Die Töchter und die Frau meines Nachbarn, etwa 2 Zentimeter groß. Sie tanzten
und sie lachten, und als sie mich sahen lachten sie noch mehr, und ich hatte nur
noch einen Gedanken. Hört der Scheiß auch irgendwann mal auf?
Was ich zunächst als Tanzen und Lachen wahrgenommen hatte erwies sich
tatsächlich als weibliches Zetern und Kreischen. Bruno entpuppte sich dabei als
wahrer Freund, indem er sich fiepend unter mein Bett zurückzog. Die Weiber,
insbesondere die Mutter, kreischten weiter bis ich endgültig die Geduld verlor.
„SCHNAUZE! UND ZWAR ALLE!“
Das schien zu wirken. Immerhin hatte ich das effektive Anschreien von meinem
Nachbarn gelernt. Die Wirkung hielt nicht lange an. Frauen sind zwar geduldig
aber von Natur aus auch schwatzhaft, und da ich nichts weiter zu sagen hatte
geriet ich erneut unter Beschuss.
„Wo ist Papa, und warum hast du Bruno gekidnapped? Und … warum... bist... du …
so riesig?...“ Es war die jüngste Tochter die das wissen wollte. Endlich etwas,
worauf ich antworten konnte.
„Euer Vater sitzt im Gefängnis weil er euch getötet hat, und ich bin so riesig
weil ihr nur zwei Zentimeter groß seid... oder so um die 1, 67.“
„Unser Vater hat was? Sehen wir irgendwie tot aus?“, fuhr mich die ältere
Schwester wütend an. Wenigstens redeten sie nicht mehr so durcheinander.

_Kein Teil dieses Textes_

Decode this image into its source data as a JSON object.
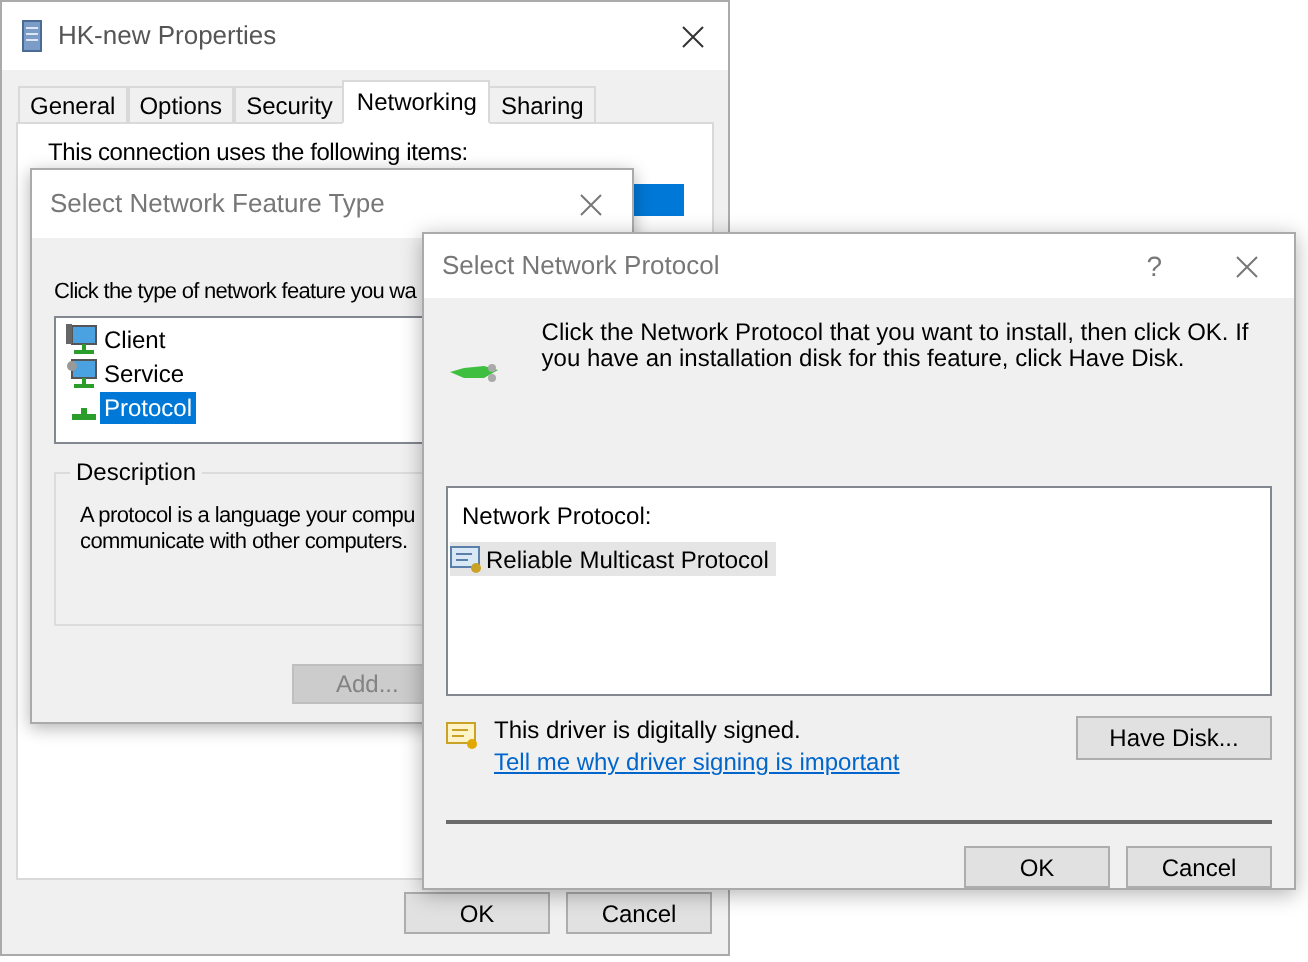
{
  "properties_window": {
    "title": "HK-new Properties",
    "tabs": [
      {
        "label": "General",
        "selected": false
      },
      {
        "label": "Options",
        "selected": false
      },
      {
        "label": "Security",
        "selected": false
      },
      {
        "label": "Networking",
        "selected": true
      },
      {
        "label": "Sharing",
        "selected": false
      }
    ],
    "items_label": "This connection uses the following items:",
    "buttons": [
      "OK",
      "Cancel"
    ]
  },
  "feature_type_dialog": {
    "title": "Select Network Feature Type",
    "prompt": "Click the type of network feature you wa",
    "features": [
      {
        "kind": "client",
        "label": "Client",
        "selected": false
      },
      {
        "kind": "service",
        "label": "Service",
        "selected": false
      },
      {
        "kind": "protocol",
        "label": "Protocol",
        "selected": true
      }
    ],
    "description_title": "Description",
    "description_lines": [
      "A protocol is a language your compu",
      "communicate with other computers."
    ],
    "add_button": {
      "label": "Add...",
      "disabled": true
    }
  },
  "protocol_dialog": {
    "title": "Select Network Protocol",
    "help": "?",
    "instructions": "Click the Network Protocol that you want to install, then click OK. If you have an installation disk for this feature, click Have Disk.",
    "list_header": "Network Protocol:",
    "protocols": [
      {
        "label": "Reliable Multicast Protocol",
        "selected": true
      }
    ],
    "signed_note": "This driver is digitally signed.",
    "signing_link": "Tell me why driver signing is important",
    "have_disk_button": "Have Disk...",
    "buttons": [
      "OK",
      "Cancel"
    ]
  }
}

„Natürlich nicht!“..., versicherte ich, doch bevor ich weiter zu Wort kam,
mischte sich die Mutter ein.
„Ich habe keine Idiotinnen zur Welt gebracht, also erzähl endlich die ganze
Geschichte... BRUNO!“ Plötzlich tauchte Bruno neben mir auf und knurrte mich an.

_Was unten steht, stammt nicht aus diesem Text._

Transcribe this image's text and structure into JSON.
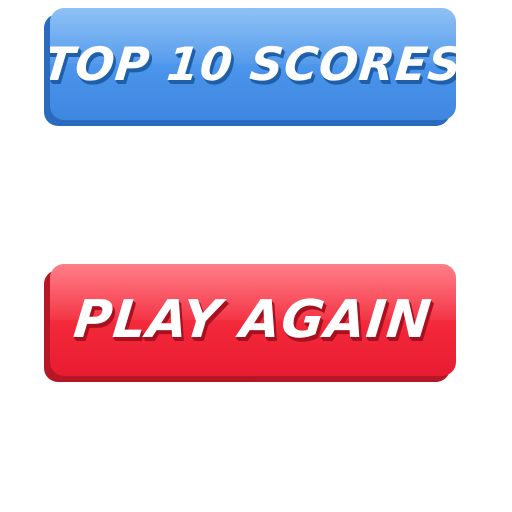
{
  "buttons": {
    "top_scores": {
      "label": "TOP 10 SCORES",
      "color": "#4a94eb",
      "shadow_color": "#2b6bbf"
    },
    "play_again": {
      "label": "PLAY AGAIN",
      "color": "#f2283a",
      "shadow_color": "#b51726"
    }
  },
  "colors": {
    "background": "#ffffff",
    "label_text": "#ffffff"
  }
}
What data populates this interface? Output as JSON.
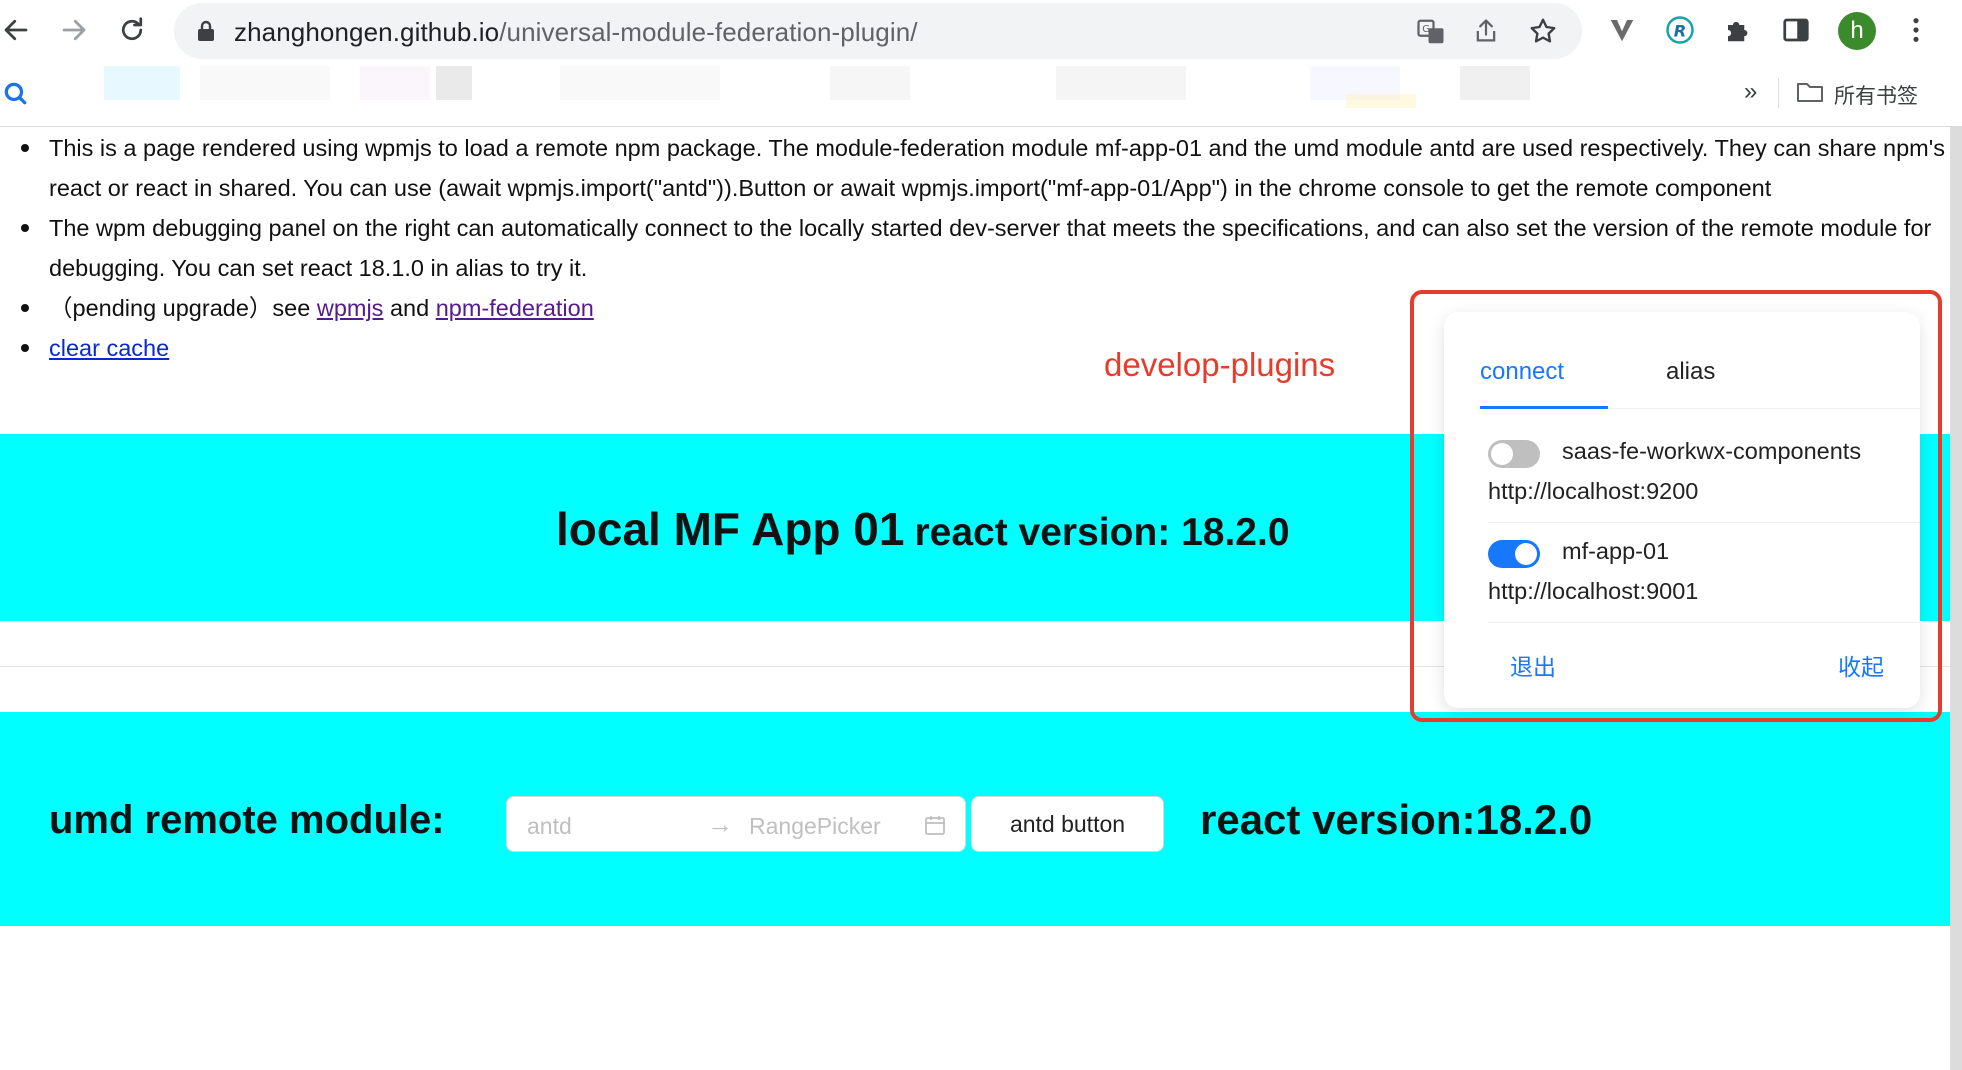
{
  "browser": {
    "url_host": "zhanghongen.github.io",
    "url_path": "/universal-module-federation-plugin/",
    "avatar_letter": "h",
    "bookmarks_overflow": "»",
    "all_bookmarks": "所有书签"
  },
  "notes": {
    "item1": "This is a page rendered using wpmjs to load a remote npm package. The module-federation module mf-app-01 and the umd module antd are used respectively. They can share npm's react or react in shared. You can use (await wpmjs.import(\"antd\")).Button or await wpmjs.import(\"mf-app-01/App\") in the chrome console to get the remote component",
    "item2": "The wpm debugging panel on the right can automatically connect to the locally started dev-server that meets the specifications, and can also set the version of the remote module for debugging. You can set react 18.1.0 in alias to try it.",
    "item3_prefix": "（pending upgrade）see ",
    "item3_link1": "wpmjs",
    "item3_mid": " and ",
    "item3_link2": "npm-federation",
    "item4_link": "clear cache"
  },
  "mf_section": {
    "title": "local MF App 01",
    "react_version": "react version: 18.2.0"
  },
  "umd_section": {
    "label": "umd remote module:",
    "start_placeholder": "antd",
    "end_placeholder": "RangePicker",
    "button_label": "antd button",
    "react_version": "react version:18.2.0"
  },
  "annotation": "develop-plugins",
  "debug_panel": {
    "tabs": [
      "connect",
      "alias"
    ],
    "active_tab": "connect",
    "connections": [
      {
        "name": "saas-fe-workwx-components",
        "url": "http://localhost:9200",
        "enabled": false
      },
      {
        "name": "mf-app-01",
        "url": "http://localhost:9001",
        "enabled": true
      }
    ],
    "exit_label": "退出",
    "collapse_label": "收起"
  },
  "colors": {
    "band": "#00ffff",
    "accent": "#1677ff",
    "annotation": "#e53c2b"
  }
}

„Ich habe dich befreit!“,wandte ich mich ihm zu.
„GRRRR!“, grollte er mich an. Blödes Vieh!
„Sitz!“, befahl ich und versuchte ihm das Köpflein zu tätscheln. Meine Blödheit
wurde umgehend bestraft. „KRRWSCHKNACKS!“, Ich schrie vor Schmerzen während ich
panisch meine blutende Hand zwischen seinen Zähnen betrachtete.
„Aus!“, rief die Mutter. Das war mein Stichwort.
Ich fiel in Ohnmacht.
Das nächste was ich hörte waren Stimmen. Stimmen wie aus einer anderen Welt. Und
so sehr ich auch mitreden wollte, ich konnte meinen Mund einfach nicht bewegen,
geschweige meine Zunge.
„Schwester Ratched, wie kann es sein, dass ein Patient der gut abgeschottet in
der besten psychiatrischen Anstalt des Landes im Koma liegt, zwei mal bewusstlos
in seiner alten Wohnung gefunden wurde?“
„Er flog wohl zwei mal über das Kuckucksnest.“, versuchte sich Schwester Ratched
in einem lebhaften, cineastischen Scherz. „Witzig!“, räusperte sich der
Professor und fuhr ernst fort. „Welche personellen Konsequenzen hat das zur
Folge?“
„Wir haben Bruno entlassen. In seinen Nachtschichten haben sich die beiden
Vorkommnisse zugetragen.“ Der Professor lächelte zufrieden. „Hat er es
wenigstens zugegeben?“
„Leider nicht. Vielmehr hat er meine leitende Funktion was Logistik und
Personalführung betrifft infrage gestellt.“, erklärte Schwester Ratched.
„NEIN!“
„DOCH!“
„OOOH!“
„Sie können sich sicher vorstellen wie sehr ich darunter gelitten habe, Herr
Professor Mabuse, oder?“
„Aber natürlich, wer könnte das nicht. Darf ich Sie vielleicht zum Essen
einladen?“
„Je eher, desto besser!!“, hauchte sie ihm entgegen. Wie zwei Turteltauben in
einem Bananenkostüm torkelten sie zur Tür und ließen mich allein.
Dann wurde es dunkel.
Koma war schön.
Es tauchten alte Filme auf.
Meist waren es amerikanische Produktionen.
Angefangen hatte es mit „Spartacus“.
Dann „Matrix“, und schließlich „Herr der Ringe“.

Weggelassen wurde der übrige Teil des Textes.